The kernel just uses it as a parallel CSPRNG along with its own built in one. It runs its own, and RDRAND, and xors the results together. This allows it to get fast, good random numbers (which are important early in the boot sequence, for things like ASLR) even if its own entropy pool does not have very good entropy yet. This makes its random number generation at least as good as the stronger of RDRAND and the kernel's own CSPRNG. It does mean that if RDRAND (or some other processor's similar instruction, once other processors add it; it would be quite valuable on ARM and MIPS as embedded machines tend not to have very good entropy sources) is backdoored, and the kernel entropy pool has insufficient entropy, it may be possible for someone with knowledge of the backdoor to crack it, with a difficulty equal to the amount of entropy that the Linux entropy pool has. However, this is only true if you are using the non-blocking random number source, which tends to be used by things that need fast random numbers but don't need particularly good seed-grade entropy, like ASLR. If you need high-quality entropy, just use /dev/random and it will block until you have enough entropy to satisfy your request.

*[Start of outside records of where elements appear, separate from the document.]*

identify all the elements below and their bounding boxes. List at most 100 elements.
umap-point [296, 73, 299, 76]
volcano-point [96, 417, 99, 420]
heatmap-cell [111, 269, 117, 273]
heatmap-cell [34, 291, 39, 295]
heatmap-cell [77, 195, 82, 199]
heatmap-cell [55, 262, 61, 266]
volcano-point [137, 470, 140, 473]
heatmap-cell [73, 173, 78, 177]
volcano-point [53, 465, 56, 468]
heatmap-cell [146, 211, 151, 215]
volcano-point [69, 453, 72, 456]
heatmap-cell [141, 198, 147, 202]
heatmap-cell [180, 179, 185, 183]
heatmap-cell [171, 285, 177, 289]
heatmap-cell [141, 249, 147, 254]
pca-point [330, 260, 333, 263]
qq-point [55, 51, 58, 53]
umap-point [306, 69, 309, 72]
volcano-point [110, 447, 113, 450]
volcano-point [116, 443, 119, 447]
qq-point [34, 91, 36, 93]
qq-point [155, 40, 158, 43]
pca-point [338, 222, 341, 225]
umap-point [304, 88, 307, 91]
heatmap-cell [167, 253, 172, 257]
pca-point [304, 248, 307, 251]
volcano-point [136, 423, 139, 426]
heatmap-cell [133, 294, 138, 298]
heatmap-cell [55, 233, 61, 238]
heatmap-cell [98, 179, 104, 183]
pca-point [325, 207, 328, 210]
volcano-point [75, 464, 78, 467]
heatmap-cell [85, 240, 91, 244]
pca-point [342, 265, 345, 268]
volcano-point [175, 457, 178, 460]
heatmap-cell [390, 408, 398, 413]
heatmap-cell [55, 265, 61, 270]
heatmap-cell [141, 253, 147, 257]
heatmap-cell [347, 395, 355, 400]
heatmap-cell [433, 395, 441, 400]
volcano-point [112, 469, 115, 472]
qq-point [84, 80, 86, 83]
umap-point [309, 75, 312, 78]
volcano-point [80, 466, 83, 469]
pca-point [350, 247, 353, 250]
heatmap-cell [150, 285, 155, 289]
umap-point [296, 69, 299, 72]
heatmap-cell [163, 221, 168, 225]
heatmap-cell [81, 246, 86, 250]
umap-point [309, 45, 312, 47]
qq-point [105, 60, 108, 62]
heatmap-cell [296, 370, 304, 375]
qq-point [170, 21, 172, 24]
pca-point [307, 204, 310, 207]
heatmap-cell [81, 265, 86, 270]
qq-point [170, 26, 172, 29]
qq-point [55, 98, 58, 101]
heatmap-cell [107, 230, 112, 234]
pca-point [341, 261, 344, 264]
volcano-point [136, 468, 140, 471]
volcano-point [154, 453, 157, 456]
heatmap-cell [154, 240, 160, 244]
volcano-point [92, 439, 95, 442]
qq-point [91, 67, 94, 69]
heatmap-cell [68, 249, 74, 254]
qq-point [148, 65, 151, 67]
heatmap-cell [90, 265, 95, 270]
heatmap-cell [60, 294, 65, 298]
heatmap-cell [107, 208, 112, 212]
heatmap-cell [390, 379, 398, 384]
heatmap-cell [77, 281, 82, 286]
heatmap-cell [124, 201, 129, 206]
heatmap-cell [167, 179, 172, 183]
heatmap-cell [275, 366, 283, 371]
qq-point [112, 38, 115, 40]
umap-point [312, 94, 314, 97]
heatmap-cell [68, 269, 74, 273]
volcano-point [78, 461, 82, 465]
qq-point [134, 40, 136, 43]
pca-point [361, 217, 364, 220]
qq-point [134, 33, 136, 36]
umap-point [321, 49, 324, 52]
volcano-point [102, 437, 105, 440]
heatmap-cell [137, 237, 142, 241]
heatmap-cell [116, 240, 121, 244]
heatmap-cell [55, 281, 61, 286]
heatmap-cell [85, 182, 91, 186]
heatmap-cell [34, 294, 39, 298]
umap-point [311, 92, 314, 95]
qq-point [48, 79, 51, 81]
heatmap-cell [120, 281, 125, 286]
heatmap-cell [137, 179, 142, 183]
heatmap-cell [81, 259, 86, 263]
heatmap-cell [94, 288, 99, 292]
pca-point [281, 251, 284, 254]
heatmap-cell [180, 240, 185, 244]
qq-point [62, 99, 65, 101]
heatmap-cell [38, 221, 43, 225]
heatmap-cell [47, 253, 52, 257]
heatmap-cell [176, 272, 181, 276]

When I was buying a new laptop a few months ago, I was specifically looking for one that had a TPM built-in as those also include an RNG. Recent versions of rng-tools can make use of this RNG to (non-exclusively) seed /dev/random.
On a related note, I noticed recently that the BCM2835 SoC in my Raspberry Pi has an RNG as well. I've been considering using it (off-line) to generate private keys for SSL certificates issued by our private CA.
This comment in Linux's bcm2835-rng.c driver makes me wonder about the RNG:
/* the initial numbers generated are "less random" so will be discarded */
#define RNG_WARMUP_COUNT 0x40000
How was this magic value derived? Why are the initial (quarter million?) values "less random"? Where's a datasheet that describes this thing's operation?
Yes, that first disney image left me confused and slightly uncomfortable! Hovering over it give an indication though, the tooltip says "so random!".
Of course the other images mostly make sense, but it would have been informative to have captions on some of them, such as the the second image, which has alt-text of "the three".
Another useful thing to know: there is lately a push towards crypto constructions that minimize dependencies on randomness. For example, there's "deterministic" DSA that replaces the nonce with a uncorrelated (psuedorandom) bits from digest functions. If you see people talking about cryptosystems being bad or good based on CSPRNG dependencies, that's the idea they're talking about.
This was a good post. For the record, we've been repeatedly trying and failing to hire Daniel Franke ever since that HN hack.